Jamil Chade, O Estado de S.Paulo

31 de maio de 2011 | 00h00

Os planos de Ricardo Teixeira para concorrer à presidência da Fifa em 2015 foram abalados pela disputa de poder na entidade.

Há dois meses, os ataques de Blatter à organização da Copa do Mundo de 2014, no Brasil, eram creditados a uma lógica eleitoral, já que Teixeira havia apoiado a eleição de Bin Hammam.

Na Fifa, a percepção era de que Bin Hammam e Teixeira haviam selado um pacto. O presidente da CBF apoiaria o árabe nas eleições em 2011 e, em 2015, seria a vez de o bilionário empresário do Catar dar seu apoio a Teixeira . "Meu objetivo era ficar apenas até 2015. Depois eu sairia", confirmou o árabe.

Teixeira já havia dado seu voto para o Catar organizar a Copa de 2022 e vinha mantendo uma relação próxima com Bin Hammam. O brasileiro foi a última pessoa a se encontrar com Bin Hammam antes de o suspeito ser ouvido (e punido) pelo Comitê de Ética da Fifa, anteontem.

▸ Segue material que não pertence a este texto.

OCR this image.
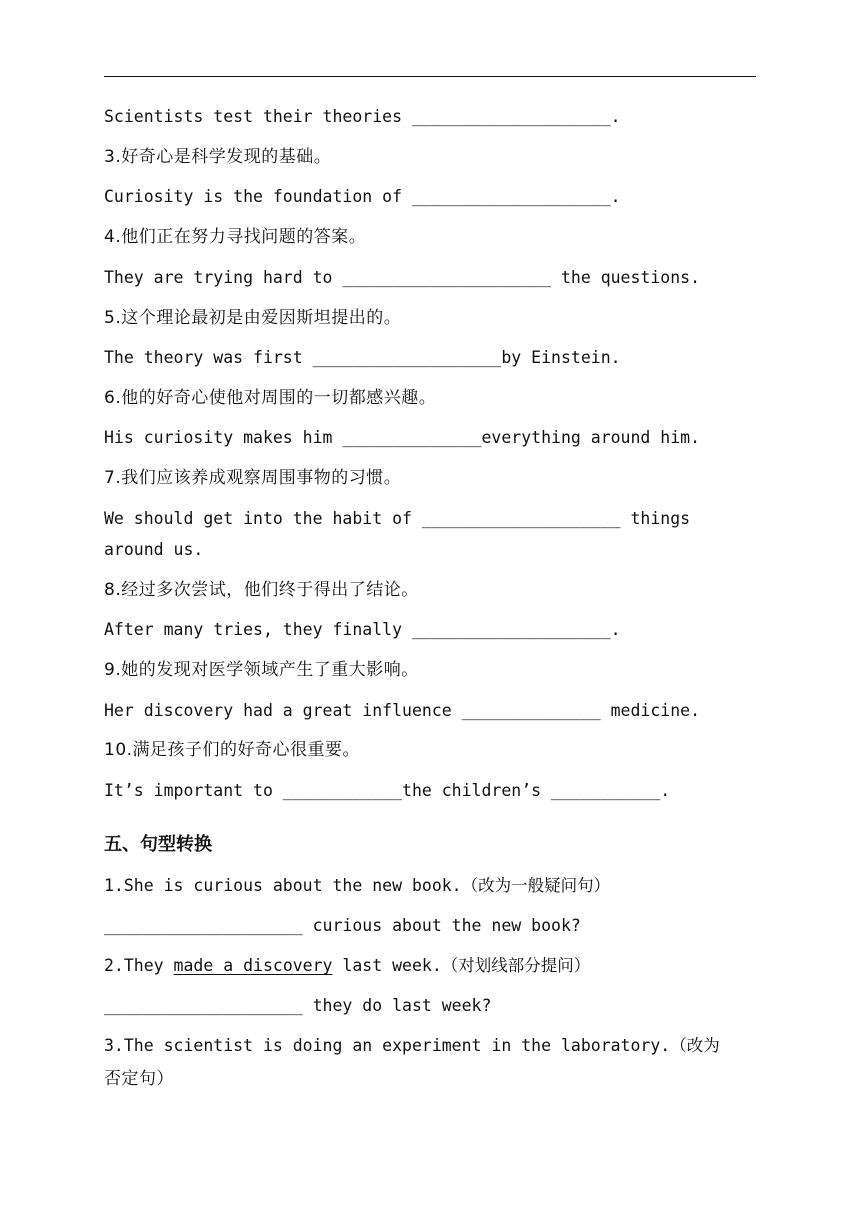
Scientists test their theories ____________________.
3.好奇心是科学发现的基础。
Curiosity is the foundation of ____________________.
4.他们正在努力寻找问题的答案。
They are trying hard to _____________________ the questions.
5.这个理论最初是由爱因斯坦提出的。
The theory was first ___________________by Einstein.
6.他的好奇心使他对周围的一切都感兴趣。
His curiosity makes him ______________everything around him.
7.我们应该养成观察周围事物的习惯。
We should get into the habit of ____________________ things
around us.
8.经过多次尝试，他们终于得出了结论。
After many tries, they finally ____________________.
9.她的发现对医学领域产生了重大影响。
Her discovery had a great influence ______________ medicine.
10.满足孩子们的好奇心很重要。
It’s important to ____________the children’s ___________.
五、句型转换
1.She is curious about the new book.（改为一般疑问句）
____________________ curious about the new book?
2.They made a discovery last week.（对划线部分提问）
____________________ they do last week?
3.The scientist is doing an experiment in the laboratory.（改为
否定句）
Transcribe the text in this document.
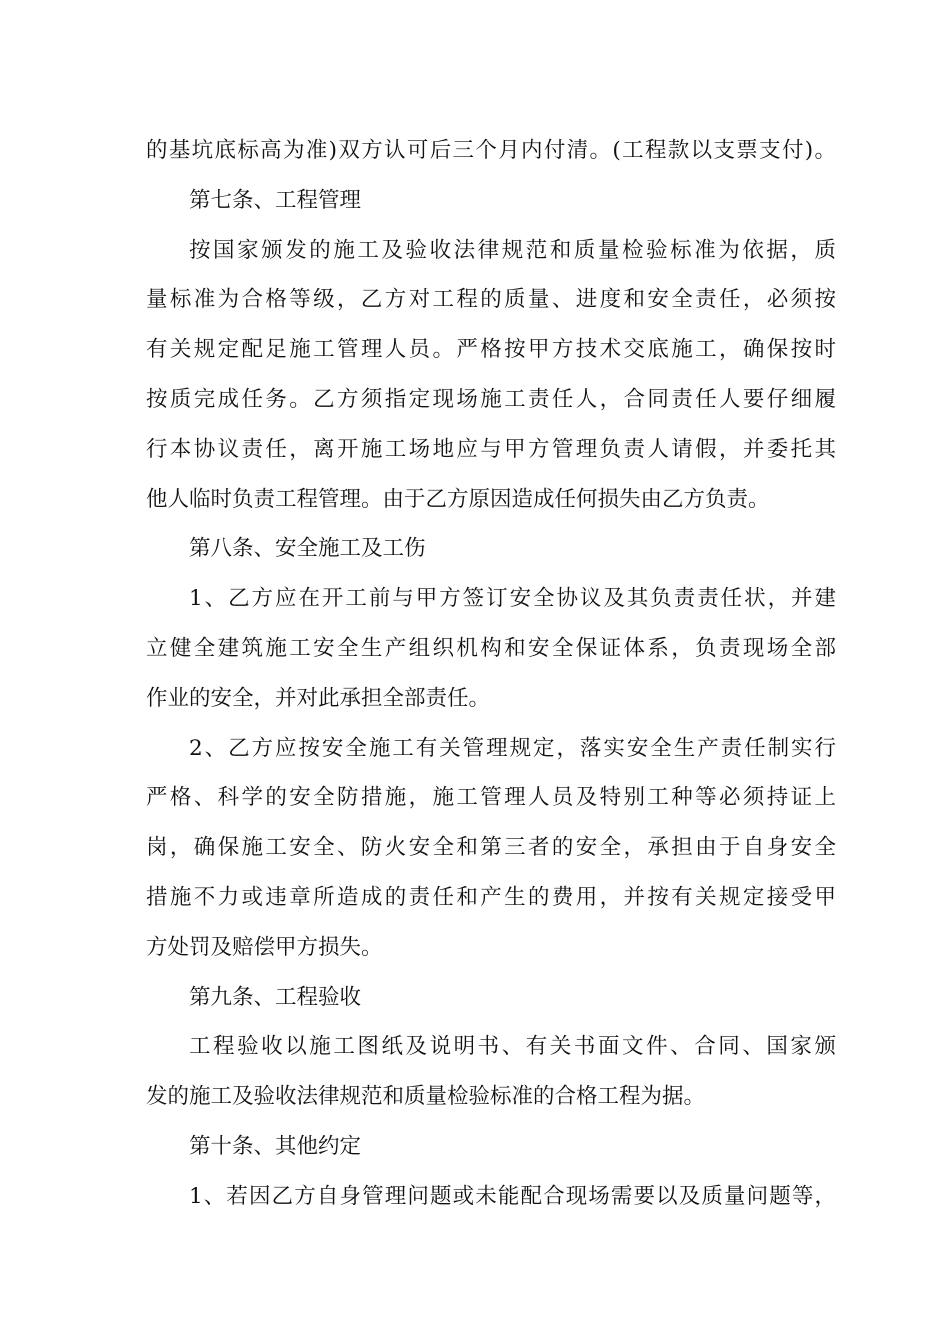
的基坑底标高为准)双方认可后三个月内付清。(工程款以支票支付)。
第七条、工程管理
按国家颁发的施工及验收法律规范和质量检验标准为依据，质
量标准为合格等级，乙方对工程的质量、进度和安全责任，必须按
有关规定配足施工管理人员。严格按甲方技术交底施工，确保按时
按质完成任务。乙方须指定现场施工责任人，合同责任人要仔细履
行本协议责任，离开施工场地应与甲方管理负责人请假，并委托其
他人临时负责工程管理。由于乙方原因造成任何损失由乙方负责。
第八条、安全施工及工伤
1、乙方应在开工前与甲方签订安全协议及其负责责任状，并建
立健全建筑施工安全生产组织机构和安全保证体系，负责现场全部
作业的安全，并对此承担全部责任。
2、乙方应按安全施工有关管理规定，落实安全生产责任制实行
严格、科学的安全防措施，施工管理人员及特别工种等必须持证上
岗，确保施工安全、防火安全和第三者的安全，承担由于自身安全
措施不力或违章所造成的责任和产生的费用，并按有关规定接受甲
方处罚及赔偿甲方损失。
第九条、工程验收
工程验收以施工图纸及说明书、有关书面文件、合同、国家颁
发的施工及验收法律规范和质量检验标准的合格工程为据。
第十条、其他约定
1、若因乙方自身管理问题或未能配合现场需要以及质量问题等，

Então rival de Blatter, o catariano esteve em São Paulo e chegou a considerar investimentos no estádio do Corinthians, para permitir o financiamento do que seria a arena que abriria a Copa de 2014. Bin Hammam estuda comprar os direitos sobre o nome do estádio (naming rights).

A aproximação entre Teixeira e Bin Hammam havia irritado profundamente Blatter. Com a queda de Bin Hammam, os temores em Zurique são de que Blatter poderia promover uma revanche com quem o teria traído.